Baltaji Mehmet Pacha ou Pakçemüezzin Baltacı Mehmet Pacha dit Baltadji (1662-1712
Homme d’État ottoman-Grand vizir de l’empire ottoman de 1704 à 1706-Kapudan en 1704
Né à Osmancık [1], près de Çorum [2]. Il était d’origine turque. Il s’est rendu en Afrique du Nord, qui était alors un territoire ottoman. Il vint ensuite à Constantinople [3], la capitale de l’empire, où il trouva un emploi de baltacı [4] dans le palais du sultan.

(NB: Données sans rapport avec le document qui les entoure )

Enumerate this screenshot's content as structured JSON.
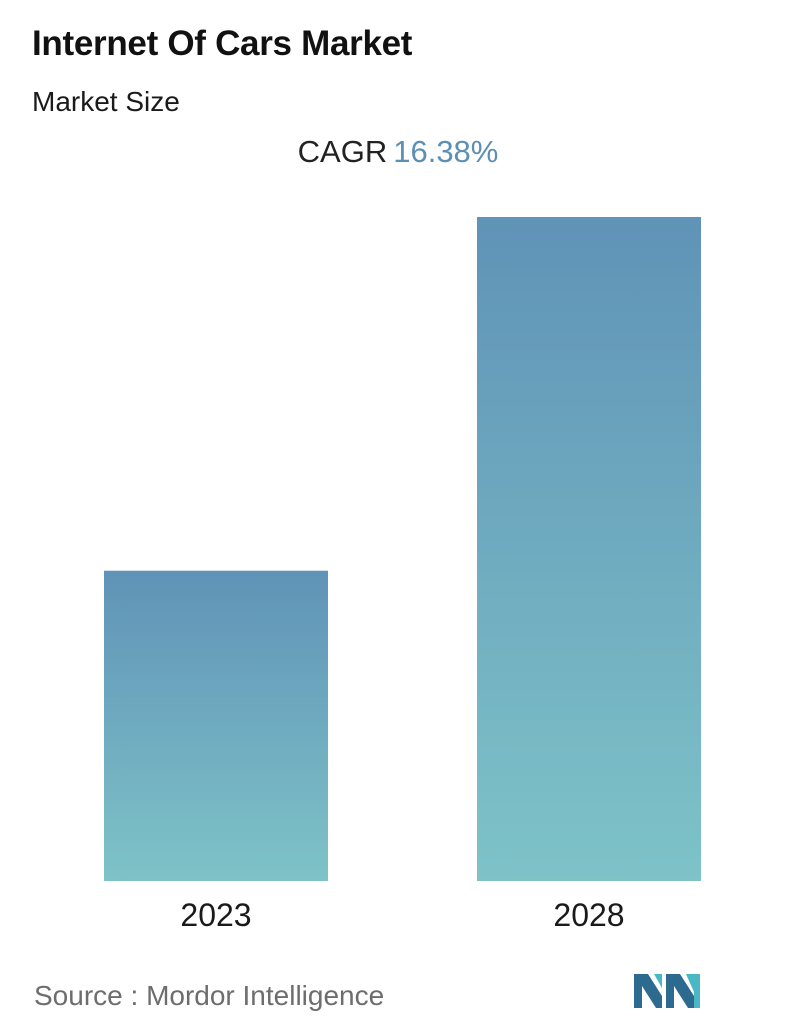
{
  "header": {
    "title": "Internet Of Cars Market",
    "subtitle": "Market Size"
  },
  "cagr": {
    "label": "CAGR",
    "value": "16.38%"
  },
  "chart_data": {
    "type": "bar",
    "categories": [
      "2023",
      "2028"
    ],
    "values": [
      1.0,
      2.14
    ],
    "title": "Internet Of Cars Market",
    "subtitle": "Market Size",
    "xlabel": "",
    "ylabel": "",
    "ylim": [
      0,
      2.14
    ],
    "grid": false,
    "legend": "none",
    "annotations": [
      "CAGR 16.38%"
    ],
    "colors": {
      "bar_top": "#6093b7",
      "bar_bottom": "#7ec3c8"
    }
  },
  "footer": {
    "source_label": "Source :",
    "source_name": "Mordor Intelligence",
    "logo_icon": "mordor-intelligence-logo-icon",
    "logo_colors": [
      "#2d6a8f",
      "#4ab7c4"
    ]
  }
}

Il a également travaillé comme secrétaire et muezzin [5] et lui a valu le surnom de pakçemuezzin. Bientôt, il fut promu imrahor [6] puis Kapudan Pasha [7] en 1704. Le 25 décembre 1704, il devint grand vizir [8].
Son premier mandat de grand vizir n’a pas été remarquable et en 1706, il fut démis de ses fonctions. En 4 ans à peine, il a été nommé à trois reprises dans diverses provinces isolées, notamment Erzurum [9], l’île de Chios [10] et Alep [11] en Syrie. Le 18 août 1710, il entame son second mandat de grand vizir.
Son second mandat est assez connu. En 1709, au cours de la Grande Guerre du Nord [12], Charles XII de Suède avait été vaincu par les Russes lors de la bataille de Poltava [13] et s’était réfugié en territoire ottoman. Pierre 1er de Russie était à sa poursuite.
L’empire ottoman déclara la guerre à la Russie . Baltaji Mehmet fut nommé serdar [14] de l’armée. Il a réussi à encercler l’armée russe près de la rivière Pruth [15], obligeant Pierre 1er à poursuivre les négociations pour obtenir la paix. Le Traité de Pruth [16] stipulait le retour de la forteresse Azov [17], annexé par la Russie par le traité de Karlowitz [18], aux Ottomans ; plusieurs forteresses russes devaient être démolies ; Pierre 1er a promis de ne pas s’immiscer dans les affaires du royaume polonais-lituanien et Charles XII s’est vu accorder le droit de se rendre librement dans son pays.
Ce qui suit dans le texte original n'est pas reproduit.